Authors: Ruben Schenk, Bruce Balfour, Alexandra Trofimova
Institution: ETH Zurich, Institute for Visual Computing
Overview
Coordinate-based Multi-Layer Perceptrons (MLPs) have gained significant traction in recent years for their ability to approximate complex signals such as 2D images, 3D shapes, and even 4D spatiotemporal data. However, a key aspect that remains underexplored is the implicit bias introduced by various activation functions within these networks. This project delves into the effects of different activation functions on the representational capacity of coordinate-MLPs, with a particular focus on their performance in 2D video approximation and sparse 3D reconstruction tasks.
Motivation
While periodic activation functions like SIREN have proven effective for learning continuous signals, they introduce inherent biases that may not be optimal for certain data types, especially in sparse or irregularly sampled datasets. The objective of this study was to evaluate the performance of non-periodic activation functions (Gaussian, Laplacian, Quadratic) in comparison to SIREN, and to propose a geometric initialization scheme aimed at enhancing stability in 3D approximation tasks.
Methodology
The experimental framework was divided into two main parts:
2D Video Approximation:
- Videos were represented as sequences of 2D frames, each mapped to a continuous function using coordinate-MLPs.

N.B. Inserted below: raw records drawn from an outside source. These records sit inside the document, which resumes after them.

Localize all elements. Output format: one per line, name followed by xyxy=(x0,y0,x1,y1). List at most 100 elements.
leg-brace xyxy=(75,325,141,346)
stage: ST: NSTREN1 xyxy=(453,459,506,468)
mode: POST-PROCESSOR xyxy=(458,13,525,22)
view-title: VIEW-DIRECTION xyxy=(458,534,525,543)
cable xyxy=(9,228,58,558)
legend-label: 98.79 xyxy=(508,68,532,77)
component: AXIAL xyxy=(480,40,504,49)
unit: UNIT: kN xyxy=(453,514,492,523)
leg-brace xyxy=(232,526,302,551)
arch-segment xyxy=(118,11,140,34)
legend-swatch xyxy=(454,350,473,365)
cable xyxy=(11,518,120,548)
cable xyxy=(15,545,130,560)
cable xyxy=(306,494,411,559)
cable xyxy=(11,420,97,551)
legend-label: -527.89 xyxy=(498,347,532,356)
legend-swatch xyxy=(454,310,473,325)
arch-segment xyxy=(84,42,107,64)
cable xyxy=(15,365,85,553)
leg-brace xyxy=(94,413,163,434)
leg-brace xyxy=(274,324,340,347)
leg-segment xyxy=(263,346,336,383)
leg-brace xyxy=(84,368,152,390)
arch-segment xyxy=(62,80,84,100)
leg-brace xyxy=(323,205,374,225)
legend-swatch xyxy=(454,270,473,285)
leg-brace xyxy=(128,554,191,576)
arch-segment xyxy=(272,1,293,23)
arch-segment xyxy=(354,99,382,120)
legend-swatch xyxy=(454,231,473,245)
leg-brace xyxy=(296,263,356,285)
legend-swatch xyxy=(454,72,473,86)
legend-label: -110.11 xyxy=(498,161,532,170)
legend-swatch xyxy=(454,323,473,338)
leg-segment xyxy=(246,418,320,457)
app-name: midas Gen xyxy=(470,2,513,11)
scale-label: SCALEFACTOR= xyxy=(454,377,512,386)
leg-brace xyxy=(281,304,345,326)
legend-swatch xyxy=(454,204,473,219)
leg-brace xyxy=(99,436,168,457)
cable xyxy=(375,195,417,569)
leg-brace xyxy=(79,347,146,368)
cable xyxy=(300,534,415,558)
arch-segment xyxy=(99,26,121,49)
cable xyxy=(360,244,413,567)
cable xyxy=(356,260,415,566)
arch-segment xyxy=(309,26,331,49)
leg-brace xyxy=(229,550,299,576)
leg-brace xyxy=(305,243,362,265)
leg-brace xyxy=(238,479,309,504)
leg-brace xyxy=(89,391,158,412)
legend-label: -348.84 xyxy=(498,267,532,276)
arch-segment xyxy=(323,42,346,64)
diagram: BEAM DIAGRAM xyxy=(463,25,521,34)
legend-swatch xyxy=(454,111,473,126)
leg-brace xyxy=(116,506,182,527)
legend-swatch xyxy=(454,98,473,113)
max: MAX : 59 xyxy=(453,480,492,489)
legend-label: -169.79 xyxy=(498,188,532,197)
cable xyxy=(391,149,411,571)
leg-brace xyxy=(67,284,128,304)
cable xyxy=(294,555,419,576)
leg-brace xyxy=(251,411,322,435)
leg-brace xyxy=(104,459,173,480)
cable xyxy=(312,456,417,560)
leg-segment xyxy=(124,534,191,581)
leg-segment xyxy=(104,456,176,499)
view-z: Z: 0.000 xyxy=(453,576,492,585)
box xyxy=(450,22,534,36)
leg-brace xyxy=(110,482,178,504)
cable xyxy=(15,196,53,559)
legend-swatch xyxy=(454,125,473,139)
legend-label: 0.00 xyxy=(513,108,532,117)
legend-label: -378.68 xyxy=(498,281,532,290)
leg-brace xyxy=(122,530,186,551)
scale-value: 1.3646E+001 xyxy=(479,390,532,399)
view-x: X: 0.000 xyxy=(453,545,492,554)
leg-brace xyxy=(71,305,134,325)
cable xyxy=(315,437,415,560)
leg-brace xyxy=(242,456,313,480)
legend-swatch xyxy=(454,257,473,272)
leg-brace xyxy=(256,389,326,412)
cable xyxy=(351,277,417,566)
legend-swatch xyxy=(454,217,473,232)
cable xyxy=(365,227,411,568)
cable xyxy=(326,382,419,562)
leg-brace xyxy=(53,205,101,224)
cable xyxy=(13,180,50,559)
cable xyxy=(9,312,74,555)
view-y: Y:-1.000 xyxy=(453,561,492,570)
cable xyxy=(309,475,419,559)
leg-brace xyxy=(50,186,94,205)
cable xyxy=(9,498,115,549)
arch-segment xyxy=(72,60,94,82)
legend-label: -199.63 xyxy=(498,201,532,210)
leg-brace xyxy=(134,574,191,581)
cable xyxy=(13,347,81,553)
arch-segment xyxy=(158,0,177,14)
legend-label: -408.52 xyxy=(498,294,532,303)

- Non-periodic activations (Gaussian, Laplacian, Quadratic) were implemented and compared against SIREN in terms of signal fidelity and convergence speed.
Sparse 3D Reconstruction:
- Sparse 3D data was generated using a set of irregularly sampled points derived from volumetric data.
- The proposed geometric initialization scheme for Gaussian activation aimed to mitigate overfitting while maintaining fidelity in the reconstructed geometry.
Results
- The Gaussian activation demonstrated superior robustness in sparse settings, particularly in 3D reconstruction tasks where data was highly irregular and discontinuous.
- Laplacian activation achieved lower error rates in 2D video approximation but exhibited slower convergence compared to SIREN.
- The geometric initialization scheme effectively reduced training instability in Gaussian-activated networks, resulting in smoother reconstructions and less artifacting.
Conclusion
This study highlights the nuanced impact of activation functions on coordinate-MLPs, suggesting that while periodic functions like SIREN remain powerful, non-periodic functions can offer significant advantages in certain data regimes, particularly when combined with tailored initialization strategies. Future work could extend these findings by integrating hybrid activation schemes or exploring the effects of network depth and width on signal representation.